Perhaps the difference was because Kurt was a man, maybe it was the purpose of the visit, but she had fun. Negotiating the departments along the store’s one-way dictated path became an adventure different from any she’d had with a girlfriend.

The things that attracted Kurt’s attention! Forget the Swedish meatballs. He raved about a cushy pillow in shades of spring green and chocolate.

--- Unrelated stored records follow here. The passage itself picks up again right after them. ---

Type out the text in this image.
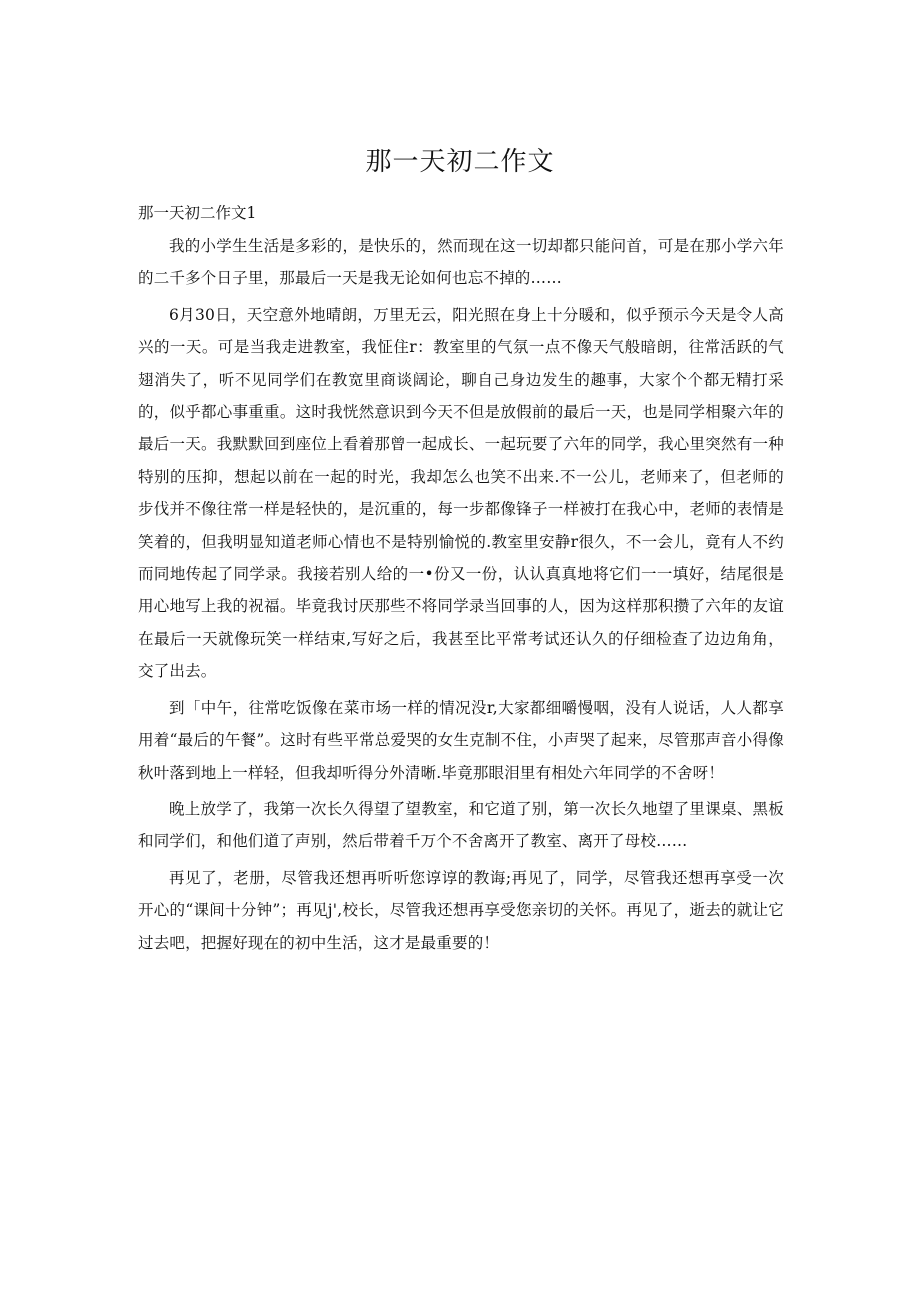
那一天初二作文

那一天初二作文1

我的小学生生活是多彩的，是快乐的，然而现在这一切却都只能问首，可是在那小学六年的二千多个日子里，那最后一天是我无论如何也忘不掉的……

6月30日，天空意外地晴朗，万里无云，阳光照在身上十分暖和，似乎预示今天是令人高兴的一天。可是当我走进教室，我怔住r：教室里的气氛一点不像天气般暗朗，往常活跃的气翅消失了，听不见同学们在教宽里商谈阔论，聊自己身边发生的趣事，大家个个都无精打采的，似乎都心事重重。这时我恍然意识到今天不但是放假前的最后一天，也是同学相聚六年的最后一天。我默默回到座位上看着那曾一起成长、一起玩要了六年的同学，我心里突然有一种特别的压抑，想起以前在一起的时光，我却怎么也笑不出来.不一公儿，老师来了，但老师的步伐并不像往常一样是轻快的，是沉重的，每一步都像锋子一样被打在我心中，老师的表情是笑着的，但我明显知道老师心情也不是特别愉悦的.教室里安静r很久，不一会儿，竟有人不约而同地传起了同学录。我接若别人给的一•份又一份，认认真真地将它们一一填好，结尾很是用心地写上我的祝福。毕竟我讨厌那些不将同学录当回事的人，因为这样那积攒了六年的友谊在最后一天就像玩笑一样结束,写好之后，我甚至比平常考试还认久的仔细检查了边边角角，交了出去。

到「中午，往常吃饭像在菜市场一样的情况没r,大家都细嚼慢咽，没有人说话，人人都享用着“最后的午餐”。这时有些平常总爱哭的女生克制不住，小声哭了起来，尽管那声音小得像秋叶落到地上一样轻，但我却听得分外清晰.毕竟那眼泪里有相处六年同学的不舍呀！

晚上放学了，我第一次长久得望了望教室，和它道了别，第一次长久地望了里课桌、黑板和同学们，和他们道了声别，然后带着千万个不舍离开了教室、离开了母校……

再见了，老册，尽管我还想再听听您谆谆的教诲;再见了，同学，尽管我还想再享受一次开心的“课间十分钟”；再见j',校长，尽管我还想再享受您亲切的关怀。再见了，逝去的就让它过去吧，把握好现在的初中生活，这才是最重要的！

He bought new towels in bright red and orange. Every gadget fascinated him, and he dug a sample out of the bins to test each one.

When they passed one bedroom set-up, the downy beige and green comforter was softly rumpled, as if the owner had just climbed out seconds before. “That looks comfortable.” he exclaimed, and he scrambled right in.

“Kurt!” She’d looked around, mortified. Several young couples passing by in madras Dockers and khakis stopped to stare; some smiled.

“What? This is a display bed. You’re supposed to try it out. Come on.” He held up the covers for her to join him. The mischievous expression on his face broke her up, embarrassed as she was.
“I don’t think so. You rest. I’ll be looking at office supplies.”

“Spoilsport. No one will care if you romp in the bedroom department at IKEA. Look, now everyone else is, too.” He gestured to several displays around them as other customers climbed onto neighboring beds, laughing and teasing each other. When she still held back, he affected a pout and pushed himself out, smoothing the bedspread again. “All right. Business first. Let’s go.”

Over the next couple of hours and the seeming miles of displays, he thoughtfully helped her select what she needed—a desk, comfortable chairs for her consulting clients, bookshelves for her legal research materials—but also remained playful. He had to experiment with every one of the wheeled desk chairs, spinning them around until he found the one with the least traction. “Try this one. It’s better than Kennywood.”

She laughed and checked the growing list of items on the small screen of her Blackberry, and the total she’d be spending. The thought of invading her cushion money sent little electric quivers through her midsection, but now that she was committed to this, it had to be done. “I think that does it.”

“Pick-up downstairs.”

They went down to the first floor and traversed the long rows of cardboard boxes, loading the ones they’d chosen onto a flatbed cart. He grabbed a new desktop set in green and blue. “You need this.”

“I need it? For what?”

“Just for fun.”

“Fun? It’s for work. Work’s not about fun.”

“Every moment should be about fun, counselor. Every moment.